'Sofralık zeytine de prim verilmeli'
Türkiye Ziraat Odaları Birliği Genel Başkanı Şemsi Bayraktar, üretim ve ihracattaki artışın sürdürülebilmesi için sofralık zeytine de prim verilmesi gerektiğini söyledi.
ANKARA - Türkiye Ziraat Odaları Birliği (TZOB) Genel Başkanı Şemsi Bayraktar, üretim ve ihracattaki artışın sürdürülebilmesi için prim sistemine devam edilmesi, prim sisteminden beklenen faydanın elde edilebilmesi için de primlerin üretim maliyeti dikkate alınarak belirlenmesi, sofralık zeytine de prim verilmesi gerektiğini vurguladı.
Bayraktar, yaptığı açıklamada, zeytin hasadıyla birlikte 2013-2014 zeytin ve zeytinyağı sezonunun başladığını kaydetti. 320 bin ailenin geçim kaynağı olan zeytincilikte, 2012-2013 sezonunun özellikle ihracatta çok iyi geçtiğini bildiren Bayraktar, "Dünyada zeytinyağına yönelik talepteki artışının yanı sıra en büyük üretici İspanya’da kuraklık yaşanması da ihracatta patlama yapmamıza neden oldu" dedi. Bayraktar, 2012 yılında 198,6 milyon dolar olan zeytin ve zeytinyağı ihracatından bu yıl sadece 8 aylık (Ocak-Ağustos 2013) dönemde 330,1 milyon dolarlık döviz elde edildiğini, bu fırsatın kaçırılmaması, girilen yeni pazarların elde tutulması, tüm tarafların işbirliği ve koordinasyon içinde hareket etmesi gerektiğine de dikkat çekti. Dünyada zeytin yetiştiriciliği yapılan alanın yaklaşık yüzde 98’inin Türkiye’nin de içinde bulunduğu Akdeniz havzasındaki ülkelerde yapıldığını belirten Bayraktar, Birleşmiş Milletler Gıda ve Tarım Örgütü’nün (FAO) 2012 yılı verilerine göre, dünyada, yaklaşık 10 milyon hektar alanda 16,6 milyon ton zeytin üretildiğini bildirdi.
Zeytin üretiminde öne çıkan ülkeler sırasıyla İspanya, İtalya, Yunanistan, Türkiye, Fas, Suriye ve Tunus olduğuna dikkati çeken Bayraktar, şunları kaydetti:
"Dünya zeytin üretiminde 3,6 milyon tonla İspanya birinci sırada. İspanya’yı 3 milyon tonla İtalya, 2,1 milyon tonla Yunanistan, 1,82 milyon tonla Türkiye, 1,3 milyon tonla Fas, 1,1 milyon tonla Suriye, 1 milyon tona yakın üretimle Tunus izliyor. İspanya, dünya zeytin üretiminin yüzde 21,87’sini, İtalya yüzde 18,04’ünü, Yunanistan yüzde 12,66, Türkiye yüzde 10,97, Fas yüzde 7,93, Suriye yüzde 6,6, Tunus yüzde 5,81’ini yapıyor.

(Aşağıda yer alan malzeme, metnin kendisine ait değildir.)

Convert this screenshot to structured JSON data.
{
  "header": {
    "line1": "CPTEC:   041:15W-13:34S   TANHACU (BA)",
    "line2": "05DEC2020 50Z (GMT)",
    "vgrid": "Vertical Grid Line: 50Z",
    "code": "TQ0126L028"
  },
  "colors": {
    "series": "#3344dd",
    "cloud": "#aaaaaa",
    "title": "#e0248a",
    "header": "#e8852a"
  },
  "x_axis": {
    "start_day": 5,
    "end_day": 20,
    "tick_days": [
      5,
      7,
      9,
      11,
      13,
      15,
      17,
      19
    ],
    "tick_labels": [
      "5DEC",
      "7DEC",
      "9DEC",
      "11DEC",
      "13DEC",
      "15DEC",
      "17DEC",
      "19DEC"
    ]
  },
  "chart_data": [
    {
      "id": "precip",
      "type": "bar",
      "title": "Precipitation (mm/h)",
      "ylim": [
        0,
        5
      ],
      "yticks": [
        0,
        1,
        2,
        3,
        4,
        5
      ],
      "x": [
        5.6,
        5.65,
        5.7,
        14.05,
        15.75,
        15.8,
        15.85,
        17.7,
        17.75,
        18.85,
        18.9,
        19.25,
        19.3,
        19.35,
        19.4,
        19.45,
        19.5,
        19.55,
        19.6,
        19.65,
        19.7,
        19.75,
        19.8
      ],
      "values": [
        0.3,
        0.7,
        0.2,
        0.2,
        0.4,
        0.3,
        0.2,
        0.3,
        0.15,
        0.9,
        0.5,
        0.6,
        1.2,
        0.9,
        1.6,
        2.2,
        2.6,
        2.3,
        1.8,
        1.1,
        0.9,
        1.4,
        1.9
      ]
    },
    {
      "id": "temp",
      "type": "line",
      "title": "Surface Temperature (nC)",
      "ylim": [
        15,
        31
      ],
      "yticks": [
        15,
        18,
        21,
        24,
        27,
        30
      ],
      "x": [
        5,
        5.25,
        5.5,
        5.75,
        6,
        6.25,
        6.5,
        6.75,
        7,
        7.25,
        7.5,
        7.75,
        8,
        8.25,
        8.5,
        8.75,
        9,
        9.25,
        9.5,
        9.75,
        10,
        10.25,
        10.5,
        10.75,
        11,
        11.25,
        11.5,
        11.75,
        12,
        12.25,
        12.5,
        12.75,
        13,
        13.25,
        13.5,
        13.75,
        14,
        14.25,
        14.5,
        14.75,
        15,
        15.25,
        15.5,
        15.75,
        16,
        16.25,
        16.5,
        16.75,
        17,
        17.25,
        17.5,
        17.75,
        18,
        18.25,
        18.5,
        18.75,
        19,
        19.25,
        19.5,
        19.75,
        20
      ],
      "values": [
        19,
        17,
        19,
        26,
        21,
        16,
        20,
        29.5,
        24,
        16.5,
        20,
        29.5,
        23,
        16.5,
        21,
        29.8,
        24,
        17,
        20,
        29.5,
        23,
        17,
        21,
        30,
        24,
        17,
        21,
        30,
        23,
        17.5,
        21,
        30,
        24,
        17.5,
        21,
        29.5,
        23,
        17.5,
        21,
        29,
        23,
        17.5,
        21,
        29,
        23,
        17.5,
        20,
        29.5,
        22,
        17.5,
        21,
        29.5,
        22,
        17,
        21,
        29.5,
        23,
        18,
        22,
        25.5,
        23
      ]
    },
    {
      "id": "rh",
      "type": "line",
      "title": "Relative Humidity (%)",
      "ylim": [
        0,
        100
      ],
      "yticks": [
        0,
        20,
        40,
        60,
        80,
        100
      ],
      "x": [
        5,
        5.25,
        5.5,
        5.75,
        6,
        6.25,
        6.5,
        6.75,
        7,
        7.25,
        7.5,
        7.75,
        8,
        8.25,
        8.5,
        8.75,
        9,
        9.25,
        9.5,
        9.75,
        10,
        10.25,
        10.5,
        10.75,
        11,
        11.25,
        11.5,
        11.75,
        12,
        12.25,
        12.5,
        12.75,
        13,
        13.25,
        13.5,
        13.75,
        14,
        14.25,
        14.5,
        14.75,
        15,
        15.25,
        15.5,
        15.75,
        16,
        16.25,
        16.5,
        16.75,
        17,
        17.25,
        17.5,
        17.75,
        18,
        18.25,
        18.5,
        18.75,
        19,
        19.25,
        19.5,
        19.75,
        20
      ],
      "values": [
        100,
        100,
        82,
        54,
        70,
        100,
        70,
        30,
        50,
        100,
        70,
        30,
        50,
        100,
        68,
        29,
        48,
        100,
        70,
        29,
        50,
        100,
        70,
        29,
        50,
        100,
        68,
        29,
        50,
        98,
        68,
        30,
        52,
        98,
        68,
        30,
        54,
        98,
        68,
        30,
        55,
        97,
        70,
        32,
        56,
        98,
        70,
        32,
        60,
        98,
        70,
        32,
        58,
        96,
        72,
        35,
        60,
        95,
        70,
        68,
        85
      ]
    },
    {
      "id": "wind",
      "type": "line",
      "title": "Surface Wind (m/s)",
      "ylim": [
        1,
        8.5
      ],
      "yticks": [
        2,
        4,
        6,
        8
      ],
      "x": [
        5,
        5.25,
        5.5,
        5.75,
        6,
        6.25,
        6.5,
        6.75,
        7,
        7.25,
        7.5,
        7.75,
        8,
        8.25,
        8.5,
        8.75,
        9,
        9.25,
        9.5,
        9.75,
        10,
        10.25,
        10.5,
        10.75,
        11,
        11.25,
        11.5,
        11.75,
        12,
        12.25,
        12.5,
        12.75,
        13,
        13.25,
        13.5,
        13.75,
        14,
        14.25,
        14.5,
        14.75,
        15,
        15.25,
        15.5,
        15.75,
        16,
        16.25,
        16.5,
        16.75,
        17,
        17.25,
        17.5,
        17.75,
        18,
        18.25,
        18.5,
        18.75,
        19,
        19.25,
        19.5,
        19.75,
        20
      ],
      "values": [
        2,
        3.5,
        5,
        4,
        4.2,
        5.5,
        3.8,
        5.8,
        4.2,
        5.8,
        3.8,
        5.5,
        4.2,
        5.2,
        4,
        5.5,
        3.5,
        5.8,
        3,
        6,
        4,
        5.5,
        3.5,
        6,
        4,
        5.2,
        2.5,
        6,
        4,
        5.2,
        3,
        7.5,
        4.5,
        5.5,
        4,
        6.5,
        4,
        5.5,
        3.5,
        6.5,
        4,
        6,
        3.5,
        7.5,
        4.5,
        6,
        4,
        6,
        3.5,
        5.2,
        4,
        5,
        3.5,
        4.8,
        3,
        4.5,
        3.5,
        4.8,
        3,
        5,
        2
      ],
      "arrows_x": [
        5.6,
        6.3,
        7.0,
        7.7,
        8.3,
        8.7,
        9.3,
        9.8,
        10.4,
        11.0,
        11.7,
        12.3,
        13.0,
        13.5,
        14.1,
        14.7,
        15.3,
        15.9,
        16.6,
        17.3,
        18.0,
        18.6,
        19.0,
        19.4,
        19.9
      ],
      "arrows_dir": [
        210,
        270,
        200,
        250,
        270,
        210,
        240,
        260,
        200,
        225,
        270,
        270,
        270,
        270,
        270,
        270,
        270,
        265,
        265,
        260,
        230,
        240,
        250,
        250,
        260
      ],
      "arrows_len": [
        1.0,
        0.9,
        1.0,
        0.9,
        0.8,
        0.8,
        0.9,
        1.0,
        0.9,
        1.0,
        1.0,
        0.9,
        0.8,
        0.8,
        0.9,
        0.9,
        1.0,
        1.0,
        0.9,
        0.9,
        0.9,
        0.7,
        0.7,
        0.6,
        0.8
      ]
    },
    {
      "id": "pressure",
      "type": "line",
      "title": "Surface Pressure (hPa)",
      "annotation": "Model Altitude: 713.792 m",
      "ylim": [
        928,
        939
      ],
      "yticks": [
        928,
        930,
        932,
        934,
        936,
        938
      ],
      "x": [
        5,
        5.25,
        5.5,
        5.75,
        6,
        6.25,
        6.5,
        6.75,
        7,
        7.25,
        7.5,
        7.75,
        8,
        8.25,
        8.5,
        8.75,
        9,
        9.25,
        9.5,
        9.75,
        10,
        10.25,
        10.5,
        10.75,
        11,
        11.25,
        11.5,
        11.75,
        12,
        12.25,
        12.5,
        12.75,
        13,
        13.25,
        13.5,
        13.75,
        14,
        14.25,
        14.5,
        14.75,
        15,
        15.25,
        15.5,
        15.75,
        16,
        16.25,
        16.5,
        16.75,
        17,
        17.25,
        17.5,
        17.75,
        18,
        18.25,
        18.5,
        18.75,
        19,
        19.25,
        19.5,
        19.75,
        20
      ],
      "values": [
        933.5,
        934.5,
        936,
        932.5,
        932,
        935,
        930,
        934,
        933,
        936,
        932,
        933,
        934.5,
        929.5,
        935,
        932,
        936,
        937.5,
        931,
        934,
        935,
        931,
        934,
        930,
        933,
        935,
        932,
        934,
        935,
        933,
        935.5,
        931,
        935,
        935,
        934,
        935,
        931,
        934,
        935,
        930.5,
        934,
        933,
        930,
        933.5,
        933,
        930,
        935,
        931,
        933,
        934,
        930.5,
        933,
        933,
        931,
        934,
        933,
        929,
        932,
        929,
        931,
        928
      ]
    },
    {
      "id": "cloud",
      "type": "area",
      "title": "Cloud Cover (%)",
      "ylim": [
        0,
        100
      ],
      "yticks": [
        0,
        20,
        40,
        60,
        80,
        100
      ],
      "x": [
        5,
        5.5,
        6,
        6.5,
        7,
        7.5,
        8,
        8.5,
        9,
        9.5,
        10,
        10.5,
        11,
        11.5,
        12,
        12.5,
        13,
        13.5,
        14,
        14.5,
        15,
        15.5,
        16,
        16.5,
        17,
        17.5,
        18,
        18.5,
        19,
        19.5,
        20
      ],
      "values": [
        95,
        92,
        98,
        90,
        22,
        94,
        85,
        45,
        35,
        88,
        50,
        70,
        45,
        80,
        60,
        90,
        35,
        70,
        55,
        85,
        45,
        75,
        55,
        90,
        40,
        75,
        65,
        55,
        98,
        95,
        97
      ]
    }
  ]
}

Avrupa Birliği ülkelerinin payı yıllara göre değişmekle birlikte yaklaşık yüzde 55 seviyesindedir. Dünya zeytin üretiminde öne çıkan ülkeler aynı zamanda önemli zeytinyağı üreticisi ülkelerdir. Son yedi sezon ortalamasına göre dünya zeytinyağı üretimi yıllık 2,9 milyon tondur."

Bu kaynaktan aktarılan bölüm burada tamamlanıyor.